I'm using this to copy the Y and CbCr channels of a NV12 D3D9 DXVA surface to separate D3D9 textures/surfaces for further processing. This code works fine most of the time. However, once in a while this code produces corrupted image output. After some digging I found that adding a call to "clFinish()" seems to fix the issue:

  bool success = (clSetKernelArg(KernelSplitNv12, 0, sizeof(cl_mem), &nv12plane0) == CL_SUCCESS) &&

                 (clSetKernelArg(KernelSplitNv12, 1, sizeof(cl_mem), &YSurfaceCL) == CL_SUCCESS) &&

                 (clEnqueueNDRangeKernel(ClDxvaQueue, KernelSplitNv12, 2, NULL, globalWsY, NULL, 0, NULL, NULL) == CL_SUCCESS) &&

                 (clFinish(ClDxvaQueue) == CL_SUCCESS) &&

                 (clSetKernelArg(KernelSplitNv12, 0, sizeof(cl_mem), &nv12plane1   ) == CL_SUCCESS) &&

                 (clSetKernelArg(KernelSplitNv12, 1, sizeof(cl_mem), &CbCrSurfaceCL) == CL_SUCCESS) &&

                 (clEnqueueNDRangeKernel(ClDxvaQueue, KernelSplitNv12, 2, NULL, globalWsCbCr, NULL, 0, NULL, NULL) == CL_SUCCESS);

It seems that sometimes the clSetKernelArg() calls for the 2nd kernel call are already applied before the first kernel has run through, messing everything up. I can understand why this could happen. But the OpenCL documentation doesn't mention this anywhere. It only mentions that there could be a race condition with clSetKernelArg() when using multi-threading. So this looks like a bug?


3 Replies
Journeyman III

I found the same question. i test the following code. if the Finish() is out of the loop, the image is wrong, but in profiler i can see that the kernels are run by the order.

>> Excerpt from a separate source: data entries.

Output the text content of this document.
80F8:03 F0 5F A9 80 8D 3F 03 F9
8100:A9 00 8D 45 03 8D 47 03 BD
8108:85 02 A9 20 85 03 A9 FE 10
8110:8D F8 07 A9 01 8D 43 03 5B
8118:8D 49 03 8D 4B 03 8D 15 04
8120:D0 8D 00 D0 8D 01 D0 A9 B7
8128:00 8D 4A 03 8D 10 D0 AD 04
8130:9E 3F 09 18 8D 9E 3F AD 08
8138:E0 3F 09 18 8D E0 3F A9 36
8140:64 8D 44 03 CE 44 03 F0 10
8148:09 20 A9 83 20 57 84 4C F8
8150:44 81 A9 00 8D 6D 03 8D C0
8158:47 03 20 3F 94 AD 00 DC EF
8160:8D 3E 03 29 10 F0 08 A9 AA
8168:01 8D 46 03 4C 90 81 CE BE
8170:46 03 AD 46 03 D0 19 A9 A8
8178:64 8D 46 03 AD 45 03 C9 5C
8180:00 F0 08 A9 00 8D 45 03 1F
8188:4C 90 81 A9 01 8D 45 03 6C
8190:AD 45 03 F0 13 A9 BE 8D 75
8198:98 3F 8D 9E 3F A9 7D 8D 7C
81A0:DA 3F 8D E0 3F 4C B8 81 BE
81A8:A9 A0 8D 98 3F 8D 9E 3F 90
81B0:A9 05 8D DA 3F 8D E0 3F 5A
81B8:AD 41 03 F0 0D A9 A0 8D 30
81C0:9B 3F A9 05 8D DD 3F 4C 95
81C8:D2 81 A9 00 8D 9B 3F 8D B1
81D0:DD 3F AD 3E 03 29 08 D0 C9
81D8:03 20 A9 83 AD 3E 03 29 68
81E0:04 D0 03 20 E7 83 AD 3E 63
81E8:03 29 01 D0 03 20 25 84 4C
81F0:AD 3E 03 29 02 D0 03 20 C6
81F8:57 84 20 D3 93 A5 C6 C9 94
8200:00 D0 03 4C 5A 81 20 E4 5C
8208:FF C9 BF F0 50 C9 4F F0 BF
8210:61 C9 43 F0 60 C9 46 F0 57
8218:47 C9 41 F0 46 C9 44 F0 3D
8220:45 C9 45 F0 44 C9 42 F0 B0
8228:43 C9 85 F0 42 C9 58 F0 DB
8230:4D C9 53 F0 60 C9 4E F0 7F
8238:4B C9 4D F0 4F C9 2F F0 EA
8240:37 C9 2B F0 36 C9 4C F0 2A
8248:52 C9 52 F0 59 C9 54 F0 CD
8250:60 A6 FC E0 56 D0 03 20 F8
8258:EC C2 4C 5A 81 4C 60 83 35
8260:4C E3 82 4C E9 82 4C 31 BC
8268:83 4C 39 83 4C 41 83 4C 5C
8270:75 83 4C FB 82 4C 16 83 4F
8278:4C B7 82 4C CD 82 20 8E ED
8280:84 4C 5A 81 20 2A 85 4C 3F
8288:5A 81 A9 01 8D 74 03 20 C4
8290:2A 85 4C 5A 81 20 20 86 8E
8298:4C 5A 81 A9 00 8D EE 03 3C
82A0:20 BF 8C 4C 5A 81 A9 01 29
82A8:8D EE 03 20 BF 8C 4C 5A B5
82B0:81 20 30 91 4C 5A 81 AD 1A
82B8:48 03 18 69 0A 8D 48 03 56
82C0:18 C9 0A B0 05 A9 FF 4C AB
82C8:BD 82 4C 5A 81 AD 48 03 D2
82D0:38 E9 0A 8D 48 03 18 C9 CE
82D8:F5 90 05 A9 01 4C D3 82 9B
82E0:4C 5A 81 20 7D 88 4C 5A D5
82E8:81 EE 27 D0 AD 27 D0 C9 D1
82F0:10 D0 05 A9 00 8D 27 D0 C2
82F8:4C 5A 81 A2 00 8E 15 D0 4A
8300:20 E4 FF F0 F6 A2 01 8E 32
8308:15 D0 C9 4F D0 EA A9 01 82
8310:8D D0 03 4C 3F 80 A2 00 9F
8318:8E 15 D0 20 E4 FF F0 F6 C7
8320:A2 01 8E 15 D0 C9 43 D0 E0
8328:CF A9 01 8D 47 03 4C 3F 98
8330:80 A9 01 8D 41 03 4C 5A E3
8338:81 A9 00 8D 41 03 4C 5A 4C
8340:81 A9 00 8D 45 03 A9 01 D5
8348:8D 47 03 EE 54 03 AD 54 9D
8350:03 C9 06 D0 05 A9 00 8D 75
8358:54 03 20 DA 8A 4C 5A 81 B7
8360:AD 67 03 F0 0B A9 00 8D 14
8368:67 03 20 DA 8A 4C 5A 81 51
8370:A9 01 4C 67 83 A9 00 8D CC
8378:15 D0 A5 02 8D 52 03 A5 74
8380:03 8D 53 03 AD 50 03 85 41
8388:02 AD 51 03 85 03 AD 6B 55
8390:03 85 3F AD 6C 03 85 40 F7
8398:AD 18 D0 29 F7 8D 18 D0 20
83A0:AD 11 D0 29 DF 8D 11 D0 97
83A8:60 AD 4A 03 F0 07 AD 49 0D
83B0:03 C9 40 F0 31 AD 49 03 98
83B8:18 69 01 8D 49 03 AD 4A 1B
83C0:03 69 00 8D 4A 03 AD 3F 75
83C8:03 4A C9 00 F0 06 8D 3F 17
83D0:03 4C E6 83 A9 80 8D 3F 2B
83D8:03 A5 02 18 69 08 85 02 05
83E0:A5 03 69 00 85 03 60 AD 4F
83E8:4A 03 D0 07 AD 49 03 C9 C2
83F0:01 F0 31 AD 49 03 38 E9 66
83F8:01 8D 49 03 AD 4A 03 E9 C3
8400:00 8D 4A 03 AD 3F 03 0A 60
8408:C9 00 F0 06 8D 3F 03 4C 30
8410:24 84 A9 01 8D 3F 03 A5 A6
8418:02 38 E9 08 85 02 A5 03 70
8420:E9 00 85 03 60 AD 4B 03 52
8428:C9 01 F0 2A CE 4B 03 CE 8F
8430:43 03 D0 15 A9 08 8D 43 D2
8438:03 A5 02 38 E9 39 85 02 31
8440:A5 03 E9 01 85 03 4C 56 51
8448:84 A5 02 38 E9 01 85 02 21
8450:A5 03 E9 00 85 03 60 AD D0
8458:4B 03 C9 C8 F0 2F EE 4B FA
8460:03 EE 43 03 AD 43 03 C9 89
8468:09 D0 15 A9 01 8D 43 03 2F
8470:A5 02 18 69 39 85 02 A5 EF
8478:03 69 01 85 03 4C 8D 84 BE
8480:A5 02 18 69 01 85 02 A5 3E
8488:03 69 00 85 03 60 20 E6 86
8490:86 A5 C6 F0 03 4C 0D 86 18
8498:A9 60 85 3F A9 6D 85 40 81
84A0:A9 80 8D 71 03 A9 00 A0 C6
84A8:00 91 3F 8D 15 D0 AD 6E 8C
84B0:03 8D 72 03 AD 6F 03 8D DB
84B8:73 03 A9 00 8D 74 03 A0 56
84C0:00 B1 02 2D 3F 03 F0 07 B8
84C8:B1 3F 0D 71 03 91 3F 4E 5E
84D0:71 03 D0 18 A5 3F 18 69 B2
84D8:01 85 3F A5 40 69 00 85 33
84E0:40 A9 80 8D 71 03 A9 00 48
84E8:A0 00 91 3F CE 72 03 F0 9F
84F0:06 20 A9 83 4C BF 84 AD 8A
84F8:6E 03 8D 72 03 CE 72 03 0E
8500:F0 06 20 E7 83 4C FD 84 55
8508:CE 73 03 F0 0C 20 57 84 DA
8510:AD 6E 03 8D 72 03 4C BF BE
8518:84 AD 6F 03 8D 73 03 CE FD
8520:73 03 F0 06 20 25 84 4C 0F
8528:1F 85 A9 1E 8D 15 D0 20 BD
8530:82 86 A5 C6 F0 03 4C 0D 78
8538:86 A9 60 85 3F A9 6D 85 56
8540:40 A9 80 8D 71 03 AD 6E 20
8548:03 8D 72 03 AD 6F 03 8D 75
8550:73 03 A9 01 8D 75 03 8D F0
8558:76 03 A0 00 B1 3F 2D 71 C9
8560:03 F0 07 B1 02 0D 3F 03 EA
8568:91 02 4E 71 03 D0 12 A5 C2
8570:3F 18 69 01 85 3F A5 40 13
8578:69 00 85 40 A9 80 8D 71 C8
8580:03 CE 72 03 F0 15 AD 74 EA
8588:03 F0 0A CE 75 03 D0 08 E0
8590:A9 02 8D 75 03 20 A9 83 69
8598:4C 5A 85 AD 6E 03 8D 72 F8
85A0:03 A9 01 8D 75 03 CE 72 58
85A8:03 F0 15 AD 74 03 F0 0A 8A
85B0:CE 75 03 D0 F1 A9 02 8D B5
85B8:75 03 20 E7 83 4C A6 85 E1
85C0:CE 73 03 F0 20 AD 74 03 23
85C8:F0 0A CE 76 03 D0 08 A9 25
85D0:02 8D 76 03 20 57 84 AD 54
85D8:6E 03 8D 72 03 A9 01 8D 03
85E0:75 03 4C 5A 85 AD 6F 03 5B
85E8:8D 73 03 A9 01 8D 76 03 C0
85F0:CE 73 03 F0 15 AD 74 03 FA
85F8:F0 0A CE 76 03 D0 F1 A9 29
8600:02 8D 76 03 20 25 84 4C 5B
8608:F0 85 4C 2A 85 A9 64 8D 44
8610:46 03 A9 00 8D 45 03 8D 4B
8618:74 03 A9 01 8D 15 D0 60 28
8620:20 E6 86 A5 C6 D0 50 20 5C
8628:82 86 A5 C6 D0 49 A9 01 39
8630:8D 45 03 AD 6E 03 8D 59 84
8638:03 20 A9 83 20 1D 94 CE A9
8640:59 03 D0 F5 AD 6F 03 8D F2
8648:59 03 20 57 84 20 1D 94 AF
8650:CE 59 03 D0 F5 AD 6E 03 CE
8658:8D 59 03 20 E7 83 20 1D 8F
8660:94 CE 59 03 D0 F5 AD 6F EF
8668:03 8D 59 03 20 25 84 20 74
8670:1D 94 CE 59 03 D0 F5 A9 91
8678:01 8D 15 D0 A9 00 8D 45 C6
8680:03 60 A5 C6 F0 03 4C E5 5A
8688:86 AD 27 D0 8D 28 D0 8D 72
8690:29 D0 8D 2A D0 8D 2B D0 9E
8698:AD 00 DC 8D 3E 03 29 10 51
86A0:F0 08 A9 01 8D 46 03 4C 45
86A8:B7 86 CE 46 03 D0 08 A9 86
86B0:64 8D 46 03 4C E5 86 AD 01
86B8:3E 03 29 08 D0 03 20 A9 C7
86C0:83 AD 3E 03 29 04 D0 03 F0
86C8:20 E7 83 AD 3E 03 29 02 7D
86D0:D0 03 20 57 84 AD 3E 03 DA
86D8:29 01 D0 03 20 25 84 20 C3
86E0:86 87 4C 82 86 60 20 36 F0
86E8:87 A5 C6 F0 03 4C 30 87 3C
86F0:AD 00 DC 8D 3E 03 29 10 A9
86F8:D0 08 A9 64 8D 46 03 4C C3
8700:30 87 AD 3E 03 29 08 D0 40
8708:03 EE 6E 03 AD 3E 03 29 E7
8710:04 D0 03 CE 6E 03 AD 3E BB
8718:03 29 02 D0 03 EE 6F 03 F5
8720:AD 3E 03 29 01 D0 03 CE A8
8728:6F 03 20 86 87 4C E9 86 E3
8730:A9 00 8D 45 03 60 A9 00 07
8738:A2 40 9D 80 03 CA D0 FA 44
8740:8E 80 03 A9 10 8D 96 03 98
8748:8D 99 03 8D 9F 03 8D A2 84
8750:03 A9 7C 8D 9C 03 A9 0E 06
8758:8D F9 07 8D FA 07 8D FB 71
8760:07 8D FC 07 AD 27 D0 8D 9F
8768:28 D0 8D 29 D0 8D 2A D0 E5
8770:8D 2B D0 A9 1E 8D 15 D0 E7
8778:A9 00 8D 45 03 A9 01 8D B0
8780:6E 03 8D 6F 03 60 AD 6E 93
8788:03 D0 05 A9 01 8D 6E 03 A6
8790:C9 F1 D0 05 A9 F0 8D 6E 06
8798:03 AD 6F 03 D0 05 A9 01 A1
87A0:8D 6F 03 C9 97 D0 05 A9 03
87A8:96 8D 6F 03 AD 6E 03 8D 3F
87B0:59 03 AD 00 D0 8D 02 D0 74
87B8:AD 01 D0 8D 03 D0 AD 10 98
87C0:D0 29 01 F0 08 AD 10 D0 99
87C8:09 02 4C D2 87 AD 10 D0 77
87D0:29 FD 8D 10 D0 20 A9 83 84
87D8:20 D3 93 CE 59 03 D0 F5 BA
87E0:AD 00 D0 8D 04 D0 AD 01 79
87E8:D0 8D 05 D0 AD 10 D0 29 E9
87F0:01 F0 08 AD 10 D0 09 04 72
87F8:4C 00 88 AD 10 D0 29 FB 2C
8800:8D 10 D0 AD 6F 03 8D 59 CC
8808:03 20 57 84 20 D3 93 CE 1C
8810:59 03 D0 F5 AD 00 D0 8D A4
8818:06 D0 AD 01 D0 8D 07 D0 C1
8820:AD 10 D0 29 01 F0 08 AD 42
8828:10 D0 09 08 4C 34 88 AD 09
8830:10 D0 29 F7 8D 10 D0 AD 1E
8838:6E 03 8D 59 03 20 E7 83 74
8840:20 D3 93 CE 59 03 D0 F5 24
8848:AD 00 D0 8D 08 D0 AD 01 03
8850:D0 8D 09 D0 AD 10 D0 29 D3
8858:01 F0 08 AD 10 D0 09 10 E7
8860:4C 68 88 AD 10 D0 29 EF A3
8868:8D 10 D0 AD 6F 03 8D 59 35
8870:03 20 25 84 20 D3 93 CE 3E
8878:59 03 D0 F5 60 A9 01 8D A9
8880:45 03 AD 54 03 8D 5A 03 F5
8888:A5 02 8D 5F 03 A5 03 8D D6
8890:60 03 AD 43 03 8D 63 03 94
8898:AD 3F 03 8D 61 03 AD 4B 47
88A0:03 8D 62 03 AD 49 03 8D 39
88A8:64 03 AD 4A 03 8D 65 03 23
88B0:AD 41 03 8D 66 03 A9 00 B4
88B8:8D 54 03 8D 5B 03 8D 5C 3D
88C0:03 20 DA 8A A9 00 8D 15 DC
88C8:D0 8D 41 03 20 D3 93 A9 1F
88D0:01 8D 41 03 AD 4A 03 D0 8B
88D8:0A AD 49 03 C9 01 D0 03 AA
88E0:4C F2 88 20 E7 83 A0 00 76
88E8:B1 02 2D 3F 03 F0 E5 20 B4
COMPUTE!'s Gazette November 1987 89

the Finish()s taked too long time.

    cl_mem _big_ = NULL, _small_ = NULL;

    cl_kernel kernel = mKernel->getKernel("Gauss", NULL);

    _big_ = _small_ = mMemory->GetImage2D(Img, 0, OCL_MEMORY_SOUR);

    size_t gg[NUM_LK_pyramid][2] = {0};

    int ii = 0;

    for(size_t i = 1; i < NUM_LK_pyramid; i ++){

        _big_ = _small_;

        ii = 0;

        err = flSetKernelArg(kernel, ii, sizeof(cl_mem), &_big_);

        if(0 != CL_SUCCESS){

            goto LEAVE;


        ii ++;

        _small_ = mMemory->GetImage2D(Img, i, OCL_MEMORY_SOUR);

        err = flSetKernelArg(kernel, ii, sizeof(cl_mem), &_small_);


        if(CL_SUCCESS != err){

            Debug_Err("set kernel arg err\ni: %d error code: 0x%x, index: %d", i, err, ii);;

            return -1;


        gg[0] = (size_t)(IWid / pow(2.0f, (int)i));

        gg[1] = (size_t)(IHei / pow(2.0f, (int)i));

        err = flEnqueueNDRangeKernel(mCommandQueue->Get(0), kernel, 2, 0, gg, 0, 0, NULL, NULL);

        if(0 != err){

            Debug_Err("enqueue nd range kernel error: %d\n", err);

            return -2;






This should work without a clFinish between the two clEnqueueNDRangeKernel.  I have code written this way too and I haven’t seen any issue.

This could be a bug in our runtime.  Another possibility is that there’s a synchronization bug in your program and the clFinish somehow fixes that.

Is it possible for you to give us a test case?



Can you confirm whether the problem still exists, and provide us with a test case if it does?